What an officer believes is not the law. Unless we have a specific case with legally indistinguishable facts in an appellate level or higher in California, in the 9th circuit appellate level or in the Supreme Court, we don't KNOW the law.

Zinger keeps telling me to wander off (So, clever!), but doesn't seem to know the above even though he has senior member status. I can certainly be disagreeable and have certainly questioned senior members on their opinion, but why do people like CdwJava and Justalayman (some others too) understand legitimate disagreement can be had with some level of decorum and information while the Zinger's of the list come up with callow insults and unsupported claims?

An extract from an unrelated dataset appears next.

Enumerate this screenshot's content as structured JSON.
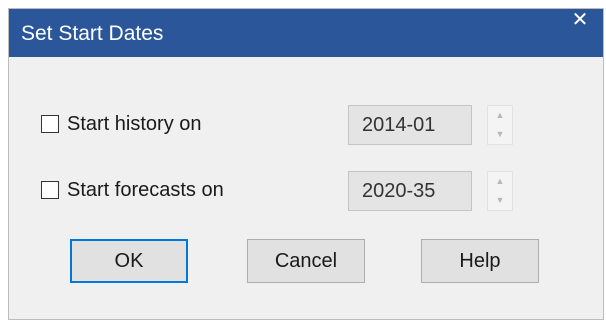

I wrote I knew my cases were not the LAW in CA. But, I've got to assume the cops there see pretty much the same things as those in California and have similar training. When the courts there say that merely seeing a hand to hand transfer of a person who comes up to a car and then leaves IS NOT probable cause, that seems persuasive to me. I would think one would need to either say why this is different (As CdwJava says, there must be more.) or why California law is different from Ohio's in order to come up with a different conclusion.

COULD a cop write up his report to show more? Probably. Throw in a few more furtive motions and glimpse of a baggie or a pine tree air freshener along with a loud Grateful Dead riff emitting from the car and maybe it could come up to probable cause. But I think we'll all agree that just because the cops found drugs does not make the search legal.